On Facebook, I said:
I’ve been listening to an audio course on Chinese history, so something in every conversation I have for the next two weeks will remind me of something in the Han or Tong dynasties.
Social Media Headhunter replied:
I heard this, and the first thing I thought of was “Flowers for Charlie.”
He included a link to an excerpt from the television program It’s Always Sunny in Philadelphia which I cannot embed, but you can see here.
It was not a flattering portrayal of my efforts to better and to more obnoxionate myself.
Which meant it was open season for me to leave a comment on his every Facebook post that contains an allusion to Chinese history.
For example, he asked:
Anyone feel like answering this?
Interview Question: You’re placed in a group of 5 random co-workers and assigned a project. At the end of the project, how would you describe your likely contribution?
To which, I replied:
Allow me to answer with an anecdote from Chinese history.
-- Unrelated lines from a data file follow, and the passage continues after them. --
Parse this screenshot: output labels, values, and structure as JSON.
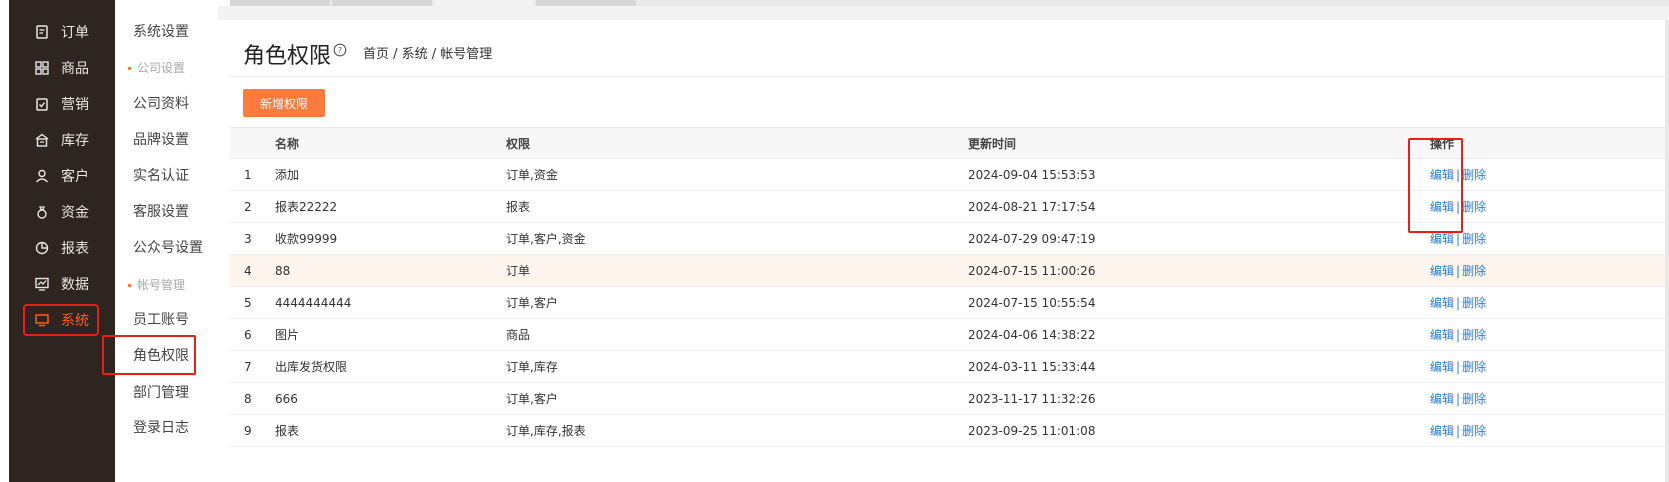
{
  "sidebar": {
    "items": [
      {
        "label": "订单",
        "icon": "order-icon"
      },
      {
        "label": "商品",
        "icon": "grid-icon"
      },
      {
        "label": "营销",
        "icon": "badge-icon"
      },
      {
        "label": "库存",
        "icon": "warehouse-icon"
      },
      {
        "label": "客户",
        "icon": "user-icon"
      },
      {
        "label": "资金",
        "icon": "money-bag-icon"
      },
      {
        "label": "报表",
        "icon": "pie-chart-icon"
      },
      {
        "label": "数据",
        "icon": "data-chart-icon"
      },
      {
        "label": "系统",
        "icon": "monitor-icon",
        "active": true
      }
    ]
  },
  "subnav": {
    "system_settings": "系统设置",
    "group_company": "公司设置",
    "company_profile": "公司资料",
    "brand_settings": "品牌设置",
    "real_name": "实名认证",
    "service_settings": "客服设置",
    "official_account": "公众号设置",
    "group_account": "帐号管理",
    "staff_account": "员工账号",
    "role_permission": "角色权限",
    "department": "部门管理",
    "login_log": "登录日志"
  },
  "page": {
    "title": "角色权限",
    "breadcrumb": "首页 / 系统 / 帐号管理",
    "add_button": "新增权限"
  },
  "table": {
    "headers": {
      "name": "名称",
      "permission": "权限",
      "updated": "更新时间",
      "ops": "操作"
    },
    "edit_label": "编辑",
    "delete_label": "删除",
    "sep": "|",
    "rows": [
      {
        "idx": "1",
        "name": "添加",
        "permission": "订单,资金",
        "updated": "2024-09-04 15:53:53"
      },
      {
        "idx": "2",
        "name": "报表22222",
        "permission": "报表",
        "updated": "2024-08-21 17:17:54"
      },
      {
        "idx": "3",
        "name": "收款99999",
        "permission": "订单,客户,资金",
        "updated": "2024-07-29 09:47:19"
      },
      {
        "idx": "4",
        "name": "88",
        "permission": "订单",
        "updated": "2024-07-15 11:00:26"
      },
      {
        "idx": "5",
        "name": "4444444444",
        "permission": "订单,客户",
        "updated": "2024-07-15 10:55:54"
      },
      {
        "idx": "6",
        "name": "图片",
        "permission": "商品",
        "updated": "2024-04-06 14:38:22"
      },
      {
        "idx": "7",
        "name": "出库发货权限",
        "permission": "订单,库存",
        "updated": "2024-03-11 15:33:44"
      },
      {
        "idx": "8",
        "name": "666",
        "permission": "订单,客户",
        "updated": "2023-11-17 11:32:26"
      },
      {
        "idx": "9",
        "name": "报表",
        "permission": "订单,库存,报表",
        "updated": "2023-09-25 11:01:08"
      }
    ]
  },
  "colors": {
    "accent": "#ff7a3d",
    "highlight": "#e32119",
    "link": "#2b7cd3",
    "sidebar_bg": "#2e2520"
  }
}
Liu Bang was a minor law enforcement official in the Qin dynasty. One day, when he was tasked with taking some prisoners (random people) from point A to point B, some of them escaped overnight. Knowing the severe punishment he would face should he return with only part of his complement of prisoners, he told them he would set them free if they would follow him. They agreed, and he became a leader in the rebellion against the Qin dynasty. It was touch and go for a number of years as he battled against experienced military leaders before eventually besting them and establishing the Han dynasty. He’s one of the few Chinese emperors to come from the peasant class.
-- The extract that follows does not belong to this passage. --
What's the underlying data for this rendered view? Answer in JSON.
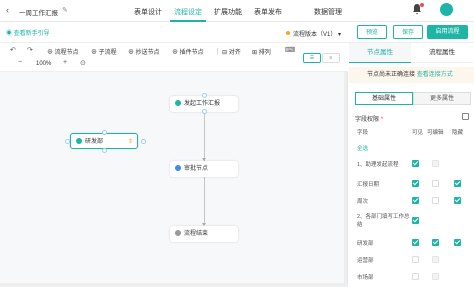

So, basically, I’d take the random people stuck with me and do the work myself. Because random people can’t do it as well as I can.
Will I carry the joke too far? To quote the noted Confucian scholar Ferris Bueller, “A., you can never go too far.”
Of course, a little knowing is a dangerous thing. Now, it’s entirely possible that I will in conversation use Bai Ling when I mean Liu Bang.
I apologize in advance. And please note that Bai Ling is not, in fact, the source of my recent Sinophilia. Thank you, that is all.
If anyone needs me, I will be having a conversation with my beautiful wife, explaining that she is more beautiful than Bai Ling. And probably a better prisoner escort than Liu Bang.
Jeez, that Social Media Headhunter guy gets me into some uncomfortable predicaments.